Both Venus and Mars are on the edges of the habitable zone of the Solar system (the region where liquid water on the surface of a planet is possible) so it is possible that in the past they both had at least some.
The origin of water on Venus would have been the same as on Earth. The planet was probably hit by multiple asteroid-like objects that contained large quantities of ice.
After Venus underwent the greenhouse effect that made its surface hot and toxic, the water was evaporated and lost.
10. Venus was the first planet explored by a spaceship
Before the Apollo mission that put a man on the Moon for the first time, NASA was looking to test a lot of systems that would serve as the foundation of those spaceships.
The chosen target was Venus, and in 1962 the Mariner 2 spacecraft was launched.
The objective of the Mariner 2 was to fly by Venus and take measurements of its temperature, magnetic field, and solar winds. It was also a test for the communications system of the spacecraft.
11. Ancient astronomers believed Venus was TWO stars
Ancient civilizations knew about Venus, but they didn’t know that it was a planet. They believed it was a star because of its high brightness.
But that’s not all.
Venus can be better seen with the naked eye right after sunrise and before sunset. It can usually be found close to the Sun so it is easy to recognize it. During the rest of the day when there’s daylight, Venus still travels close to the Sun, but it can’t be seen because the Sun outshines it.

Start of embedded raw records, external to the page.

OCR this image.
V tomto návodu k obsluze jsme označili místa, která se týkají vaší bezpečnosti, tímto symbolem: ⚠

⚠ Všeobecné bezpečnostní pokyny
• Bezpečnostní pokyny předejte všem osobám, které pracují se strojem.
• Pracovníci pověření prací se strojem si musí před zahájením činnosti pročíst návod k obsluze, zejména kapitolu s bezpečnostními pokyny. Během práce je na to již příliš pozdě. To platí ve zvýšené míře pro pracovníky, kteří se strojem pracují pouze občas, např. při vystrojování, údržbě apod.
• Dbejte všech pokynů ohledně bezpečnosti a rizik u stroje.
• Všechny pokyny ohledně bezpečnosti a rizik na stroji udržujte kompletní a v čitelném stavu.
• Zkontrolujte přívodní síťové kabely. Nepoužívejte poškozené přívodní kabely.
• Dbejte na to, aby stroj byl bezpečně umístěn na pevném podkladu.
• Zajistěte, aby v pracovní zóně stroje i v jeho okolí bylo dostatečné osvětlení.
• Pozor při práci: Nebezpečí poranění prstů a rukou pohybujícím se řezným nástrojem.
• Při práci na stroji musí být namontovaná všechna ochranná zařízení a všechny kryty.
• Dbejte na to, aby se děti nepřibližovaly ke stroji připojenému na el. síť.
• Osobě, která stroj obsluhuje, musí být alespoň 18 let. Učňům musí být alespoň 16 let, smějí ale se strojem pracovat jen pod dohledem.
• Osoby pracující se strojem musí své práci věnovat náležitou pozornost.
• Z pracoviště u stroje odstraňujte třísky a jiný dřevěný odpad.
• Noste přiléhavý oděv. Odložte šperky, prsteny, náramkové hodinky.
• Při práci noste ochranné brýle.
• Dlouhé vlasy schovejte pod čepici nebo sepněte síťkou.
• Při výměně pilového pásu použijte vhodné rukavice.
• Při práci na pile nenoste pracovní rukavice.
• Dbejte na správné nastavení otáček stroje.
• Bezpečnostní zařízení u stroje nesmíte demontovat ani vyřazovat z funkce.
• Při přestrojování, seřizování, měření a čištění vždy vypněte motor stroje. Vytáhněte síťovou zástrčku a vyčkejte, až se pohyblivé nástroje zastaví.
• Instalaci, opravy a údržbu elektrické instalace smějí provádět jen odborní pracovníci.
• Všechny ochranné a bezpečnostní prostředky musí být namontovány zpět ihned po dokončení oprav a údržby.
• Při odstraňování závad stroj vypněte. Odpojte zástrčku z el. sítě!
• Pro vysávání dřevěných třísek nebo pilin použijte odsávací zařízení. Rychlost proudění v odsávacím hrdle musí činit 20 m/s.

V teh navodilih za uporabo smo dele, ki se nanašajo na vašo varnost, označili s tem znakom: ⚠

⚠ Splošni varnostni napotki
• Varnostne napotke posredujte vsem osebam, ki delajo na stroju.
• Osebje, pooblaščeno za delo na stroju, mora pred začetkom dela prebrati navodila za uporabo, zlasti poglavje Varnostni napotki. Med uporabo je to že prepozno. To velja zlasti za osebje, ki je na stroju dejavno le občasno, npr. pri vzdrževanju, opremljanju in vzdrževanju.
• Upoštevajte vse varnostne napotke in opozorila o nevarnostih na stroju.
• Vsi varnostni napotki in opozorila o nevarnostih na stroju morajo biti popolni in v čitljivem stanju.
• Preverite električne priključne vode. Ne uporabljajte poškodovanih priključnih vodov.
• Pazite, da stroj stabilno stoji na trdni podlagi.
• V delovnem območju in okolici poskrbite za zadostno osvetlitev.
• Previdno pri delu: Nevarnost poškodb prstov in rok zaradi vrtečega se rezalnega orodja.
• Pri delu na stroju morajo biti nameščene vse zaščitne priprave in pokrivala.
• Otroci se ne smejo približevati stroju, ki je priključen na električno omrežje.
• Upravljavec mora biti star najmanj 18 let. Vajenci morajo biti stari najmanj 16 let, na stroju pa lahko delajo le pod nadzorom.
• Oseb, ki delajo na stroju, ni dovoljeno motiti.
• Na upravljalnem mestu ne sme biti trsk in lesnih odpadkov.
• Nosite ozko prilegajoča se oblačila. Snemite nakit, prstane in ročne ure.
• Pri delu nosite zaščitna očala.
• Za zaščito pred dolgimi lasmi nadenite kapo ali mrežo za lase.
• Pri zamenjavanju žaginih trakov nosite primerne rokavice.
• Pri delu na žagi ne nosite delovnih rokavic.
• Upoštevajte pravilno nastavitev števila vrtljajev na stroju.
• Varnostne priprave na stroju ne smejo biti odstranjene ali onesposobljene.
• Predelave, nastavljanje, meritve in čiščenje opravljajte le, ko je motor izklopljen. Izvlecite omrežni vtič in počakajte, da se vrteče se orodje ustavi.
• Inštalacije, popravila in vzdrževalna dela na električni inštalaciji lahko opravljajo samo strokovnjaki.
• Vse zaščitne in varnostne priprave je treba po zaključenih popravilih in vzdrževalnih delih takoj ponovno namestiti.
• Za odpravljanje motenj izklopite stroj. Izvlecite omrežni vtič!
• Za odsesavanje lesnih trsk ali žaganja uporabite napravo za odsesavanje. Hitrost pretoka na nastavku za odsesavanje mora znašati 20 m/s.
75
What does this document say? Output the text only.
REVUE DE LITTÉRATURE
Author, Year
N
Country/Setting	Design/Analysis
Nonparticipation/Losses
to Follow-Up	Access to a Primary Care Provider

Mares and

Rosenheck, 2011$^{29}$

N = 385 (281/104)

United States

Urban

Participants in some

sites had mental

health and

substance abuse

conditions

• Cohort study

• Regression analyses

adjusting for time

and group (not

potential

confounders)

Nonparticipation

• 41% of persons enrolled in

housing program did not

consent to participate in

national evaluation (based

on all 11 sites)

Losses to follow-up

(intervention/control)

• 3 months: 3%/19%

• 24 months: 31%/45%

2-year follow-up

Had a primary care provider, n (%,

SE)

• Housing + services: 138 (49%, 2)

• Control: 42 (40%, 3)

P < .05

This made ancient Greeks believe that the “stars” they saw at sunrise and sunset were two different bodies. They named them Phosphoros (morning star) and Hesperus (evening star).
12. Venus has more than 900 craters
Venus has suffered through a lot of asteroid and meteor impacts. Its surface has more than 900 craters. The only two bodies with more craters in the solar system are the Moon and Mars.
The craters range in size from a few meters to the largest one called Mead which has a diameter of 280 kilometers (174 miles).
All the known craters have received proper names and they have all been named using female names because Venus was the Roman goddess of beauty and the planet is often associated with female qualities.